Final mention this week must go to one of currently two male nursery managers at LEYF, David Stevens at the Angel, who is using findings from our own action research to present for a second time at BECERA. In fact, he’s not the only member of LEYF staff (male or female) presenting this year. So thanks and congratulations to you all – simply fantastic stuff!

Failure of the Free Entitlement? No way.

The National Audit Office report  Delivering the free entitlement to education for three- and four-year-olds has sent the press into pessimism overdrive, telling us the £1.9bn spending on provision of the free entitlement by local authorities in 2011-12 (providing  places for  831,800 in 28,630 settings) was a waste of  money, with apparently no measurable benefits to children.

Absolute poppycock! The report actually said that it was probably too soon to tell, adding how there has been improvement in the Foundation Stage but this has not carried on into Primary School. Dare I say it’s maybe the hallowed Primary Schools that need addressing; or perhaps we need a serious conversation about what we as a country want for our children?

Unlike our contemporaries in Europe, we have never fully considered what we want for our small children; instead we simply react to external reports and anecdotal observations. What does measurement actually tell us if we are measuring the wrong or non-compatible things with the same set of measurements?  Apparently, we want children to be happy, whilst at the same time ‘school ready’ and successful.

Perhaps, someone should listen to the many commentators suggesting that maybe schools are not the right place for children as young as three, and that if they were in nurseries for longer (like their apparently more successful counterparts in Europe) there would be even more improvement, sustained for much longer.

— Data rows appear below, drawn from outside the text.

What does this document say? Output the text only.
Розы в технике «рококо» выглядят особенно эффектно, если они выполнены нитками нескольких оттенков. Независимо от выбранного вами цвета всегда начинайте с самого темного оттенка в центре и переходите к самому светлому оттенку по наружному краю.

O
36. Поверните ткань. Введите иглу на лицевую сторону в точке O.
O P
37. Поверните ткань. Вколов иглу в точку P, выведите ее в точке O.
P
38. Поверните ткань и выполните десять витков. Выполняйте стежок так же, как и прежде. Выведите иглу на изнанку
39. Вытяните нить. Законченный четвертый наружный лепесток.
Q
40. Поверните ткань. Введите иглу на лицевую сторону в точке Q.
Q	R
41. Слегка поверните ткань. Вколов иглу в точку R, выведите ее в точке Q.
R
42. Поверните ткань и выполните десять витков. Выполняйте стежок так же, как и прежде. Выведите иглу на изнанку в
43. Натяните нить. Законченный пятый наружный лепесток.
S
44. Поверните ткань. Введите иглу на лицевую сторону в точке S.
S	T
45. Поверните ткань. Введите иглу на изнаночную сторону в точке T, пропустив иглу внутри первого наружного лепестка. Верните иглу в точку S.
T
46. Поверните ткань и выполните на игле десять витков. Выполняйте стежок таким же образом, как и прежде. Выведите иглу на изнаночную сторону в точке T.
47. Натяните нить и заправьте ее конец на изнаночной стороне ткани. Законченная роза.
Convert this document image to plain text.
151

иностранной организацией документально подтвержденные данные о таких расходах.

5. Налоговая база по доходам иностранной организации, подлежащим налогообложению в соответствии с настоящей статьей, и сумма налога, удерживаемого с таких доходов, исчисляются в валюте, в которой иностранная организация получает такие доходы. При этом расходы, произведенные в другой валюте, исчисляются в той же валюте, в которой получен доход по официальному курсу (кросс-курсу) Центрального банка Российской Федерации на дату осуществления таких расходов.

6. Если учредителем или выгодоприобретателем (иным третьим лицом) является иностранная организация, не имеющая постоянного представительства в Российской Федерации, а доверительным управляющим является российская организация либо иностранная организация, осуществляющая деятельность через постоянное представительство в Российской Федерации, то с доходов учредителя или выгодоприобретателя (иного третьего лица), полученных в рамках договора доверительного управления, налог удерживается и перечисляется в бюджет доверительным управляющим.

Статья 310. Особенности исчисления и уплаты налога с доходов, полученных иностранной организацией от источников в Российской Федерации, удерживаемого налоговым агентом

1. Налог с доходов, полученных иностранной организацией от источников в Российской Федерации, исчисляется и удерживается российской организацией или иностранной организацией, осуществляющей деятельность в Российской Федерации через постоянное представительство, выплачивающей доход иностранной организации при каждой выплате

In addition to improvement, the report looked at the hoary chestnut of funding, unsurprisingly concluding that the Department and its partners do not yet sufficiently understand the relationship between this and local performance – including how far variations in rates paid to providers reflect legitimate local factors – to be confident that funding arrangements are efficient. For example, certain local authorities use funding to provide limited incentives for providers to improve quality, despite finding no links with take-up rates or quality. It’s no surprise to see the report noting how funding formulae are complex, yet despite this, transparency and fairness of funding was improving. (Although funding remained insufficient to cover the costs for some providers, nursery schools received a much higher level of payment than the rest of the sector.)

The report concluded that the Department for Education (DfE) needs to address variations in take-up when it comes to accessing high-quality provision – along with the impact on attainment in later years – if it is to achieve value for money and get the best possible return for children from its annual investment of some £1.9 billion. I vote this should become a central strategy to the current work being done and the reviews being undertaken, so that every DfE activity weaves together to deliver a coherent service, one which parents can both understand and buy into without all the confusion that is raised by so many emotive headlines.

I would caution that if we are to truly measure the longer term benefit, we must remember what we are measuring. Our children (including the two-year-olds) are babies and must be allowed to enjoy their childhood.  Value for money is important, of course, but if we are showing improvement already let’s start from that premise; measure the right things in the right way.  What we want is for children to have a happy childhood; Early Years is a crucial step towards that, but not a stick to be beaten with if children do less well in Primary Schools.

Mr Gove, I urge you again to take more interest in the Early Years and stop assuming that Primary Schools are perfect.  Be as critical of them as you are of Secondary Schools, and let’s have a more in depth look at transition. Remember what this report says: there has been improvement in the Foundation Stage.